Ask HN: What languages or tech should a freelancer learn for maximum ROI? - greedycoder

I started out about eight years ago programming in PHP/MySQL and I've been freelancing for the past six. Over the last couple years, I've moved first to iOS and lately added Rails to my arsenal. I feel really good about my current situation, and I'm charging about $150 / hr.<p>However, I doubt this will last and I'm thinking about a few years down the road and what I should be investing in learning right now. I'd like to maintain or continue to grow my hourly rate, and while I know there are Wordpress developers who can charge $250 / hr, they're the 1% of the 1%. There must be niches where $250 / hr is normal. What are they?<p>What technologies, platforms, languages, etc. do you see where the supply / demand curve is the furthest out of whack AND the demand side has $$ to spend?
======
gexla
With the rates you're able to charge, I think you already have it as figured
out as anyone. You could answer this question yourself and anyone else out
there would have no better idea than you.

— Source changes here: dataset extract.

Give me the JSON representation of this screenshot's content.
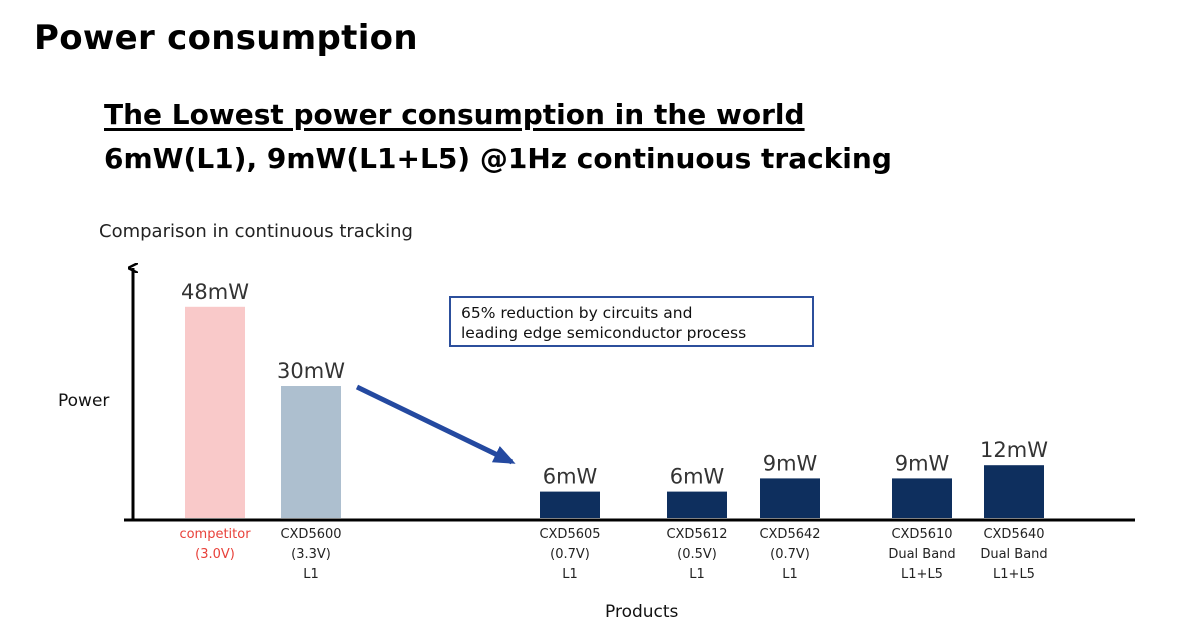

Personally, I feel like the once and always most valuable skill is knowing how
to ship from A to Z and have a proven track record of this ability. In other
words, you have pushed out a quality product which has had some success
(probably not enough to quit freelancing or you wouldn't still be doing it.) I
believe that most agencies out there don't have this skill / experience. There
really isn't much room for it in most dev shops because it's not their
specialty, the overhead is high and with a healthy client base, they just
don't have the resources. But there there are handful who do this (many of the
*labs types of agencies.) Being able to build a product is valuable, but being
able to direct (consult) the client to success after the product is built is
far more valuable IMO. As an extreme example, just think of how much 37signals
could charge if those guys were still doing client work. They probably
wouldn't even be building products, but rather consulting for astronomically
high rates (but they would still be a bargain for those who could afford to
pay the tab.)

Another huge value would be to put together an A team which would be able to
pull off the above. There are lots of great independent freelancers out there,
but not so many crack-shot teams. If you need evidence for this, then just go
look at all the aquihiring which has been going on just to grab talented
premade teams.

Of course, the end game is to make valuable products, and this can break you
out of the dollars for hours grind. Build a great product and you can raise
your income at internet scale.

Do all this and the actual technology / platforms that you use all of a sudden
doesn't seem to be of much importance.